I try to run a feattext mode. I have a problem when input length is greater than output length. The code in ./onmt/SeqTagger.lua: line 145 gave a out of range error. I don’t know why we get the target output based on the length of the input. Can any one help me?

Thanks alot

function SeqTagger:trainNetwork(batch)
…
– For each word of the sentence, generate target.
for t = 1, batch.sourceLength do
local genOutputs = self.models.generator:forward(context:select(2, t))

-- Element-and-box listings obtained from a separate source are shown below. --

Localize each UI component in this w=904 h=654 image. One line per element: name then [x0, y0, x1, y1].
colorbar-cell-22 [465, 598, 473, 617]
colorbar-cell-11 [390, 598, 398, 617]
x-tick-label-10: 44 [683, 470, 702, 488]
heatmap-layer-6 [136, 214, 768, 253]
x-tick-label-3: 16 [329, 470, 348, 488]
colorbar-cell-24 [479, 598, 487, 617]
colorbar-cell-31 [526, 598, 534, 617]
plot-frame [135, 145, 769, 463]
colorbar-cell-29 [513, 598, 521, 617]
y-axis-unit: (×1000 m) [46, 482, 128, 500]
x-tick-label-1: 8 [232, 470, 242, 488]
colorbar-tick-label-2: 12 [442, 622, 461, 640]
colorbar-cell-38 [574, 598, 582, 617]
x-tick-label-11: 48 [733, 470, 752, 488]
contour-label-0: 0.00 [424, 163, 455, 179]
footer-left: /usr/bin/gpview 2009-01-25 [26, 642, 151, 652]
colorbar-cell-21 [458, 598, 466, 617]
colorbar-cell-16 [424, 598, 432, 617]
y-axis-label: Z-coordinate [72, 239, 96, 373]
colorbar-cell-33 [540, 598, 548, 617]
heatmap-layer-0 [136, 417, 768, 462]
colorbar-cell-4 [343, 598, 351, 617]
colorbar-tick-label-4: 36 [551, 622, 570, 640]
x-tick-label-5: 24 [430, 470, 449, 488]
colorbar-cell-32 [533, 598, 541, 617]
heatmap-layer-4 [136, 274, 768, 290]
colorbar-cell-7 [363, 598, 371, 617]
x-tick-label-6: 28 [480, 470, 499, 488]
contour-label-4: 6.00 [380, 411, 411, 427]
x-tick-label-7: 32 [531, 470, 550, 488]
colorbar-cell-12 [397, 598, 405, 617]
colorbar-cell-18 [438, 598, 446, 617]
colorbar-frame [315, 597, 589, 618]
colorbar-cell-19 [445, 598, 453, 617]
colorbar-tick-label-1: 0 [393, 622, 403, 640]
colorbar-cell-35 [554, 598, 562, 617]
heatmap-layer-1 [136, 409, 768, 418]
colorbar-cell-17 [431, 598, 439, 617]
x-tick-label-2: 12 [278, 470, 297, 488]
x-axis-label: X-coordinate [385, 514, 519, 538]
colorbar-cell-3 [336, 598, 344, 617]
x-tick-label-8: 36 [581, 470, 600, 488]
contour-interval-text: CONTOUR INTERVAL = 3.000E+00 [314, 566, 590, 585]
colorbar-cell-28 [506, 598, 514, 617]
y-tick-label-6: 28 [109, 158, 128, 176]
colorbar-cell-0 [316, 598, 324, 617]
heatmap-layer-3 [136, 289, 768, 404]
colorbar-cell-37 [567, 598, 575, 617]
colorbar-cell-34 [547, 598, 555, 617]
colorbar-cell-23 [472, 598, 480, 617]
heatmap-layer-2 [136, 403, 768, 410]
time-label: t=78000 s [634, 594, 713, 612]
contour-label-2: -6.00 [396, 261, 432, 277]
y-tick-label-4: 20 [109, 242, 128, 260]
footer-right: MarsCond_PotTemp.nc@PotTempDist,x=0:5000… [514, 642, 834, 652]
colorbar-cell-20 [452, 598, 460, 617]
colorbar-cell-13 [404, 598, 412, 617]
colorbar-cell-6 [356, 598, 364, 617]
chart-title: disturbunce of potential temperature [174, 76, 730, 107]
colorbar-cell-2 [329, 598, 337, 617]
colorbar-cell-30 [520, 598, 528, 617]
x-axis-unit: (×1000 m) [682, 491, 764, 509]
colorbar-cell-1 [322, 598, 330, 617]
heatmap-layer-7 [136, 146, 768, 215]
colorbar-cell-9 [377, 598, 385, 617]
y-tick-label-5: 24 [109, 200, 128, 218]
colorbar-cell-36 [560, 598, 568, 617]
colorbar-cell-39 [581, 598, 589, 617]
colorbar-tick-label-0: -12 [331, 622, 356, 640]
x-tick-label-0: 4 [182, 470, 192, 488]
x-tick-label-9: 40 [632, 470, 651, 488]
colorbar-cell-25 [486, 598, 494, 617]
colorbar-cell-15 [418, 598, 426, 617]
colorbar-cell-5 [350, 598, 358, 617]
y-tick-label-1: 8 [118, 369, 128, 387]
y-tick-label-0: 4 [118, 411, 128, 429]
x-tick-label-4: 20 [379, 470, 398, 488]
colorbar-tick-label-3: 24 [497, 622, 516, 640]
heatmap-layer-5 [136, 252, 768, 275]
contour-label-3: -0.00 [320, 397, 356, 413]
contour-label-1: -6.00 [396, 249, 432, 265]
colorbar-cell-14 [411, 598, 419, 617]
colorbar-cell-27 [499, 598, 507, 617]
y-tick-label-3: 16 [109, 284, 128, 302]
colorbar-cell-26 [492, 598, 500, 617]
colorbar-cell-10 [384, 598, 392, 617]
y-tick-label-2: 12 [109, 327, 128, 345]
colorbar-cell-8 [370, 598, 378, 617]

local output = batch:getTargetOutput(t)

Shruti · July 29, 2017, 1:59pm

For sequence tagger, you would need to have the same length in source and target. Here is a sequence tagger tutorial of ONMT: Monophone speech recognition with OpenNMT

tintinkool · July 31, 2017, 12:02am

Thanks for your answer. Any one know how to handle when the input length and output length are different.

Thank a lot.

jean.senellart · July 31, 2017, 2:30am

Hi @tintinkool, if your source and target lengths are different, then it is not a sequence tagging problem since by definition, sequence tagging assign one output to each source input.
However, if it is a some data cleanup issue, you can use the option -check_plength [<boolean>] in preprocessing which will make sure that the preprocessed data has source/target identical length.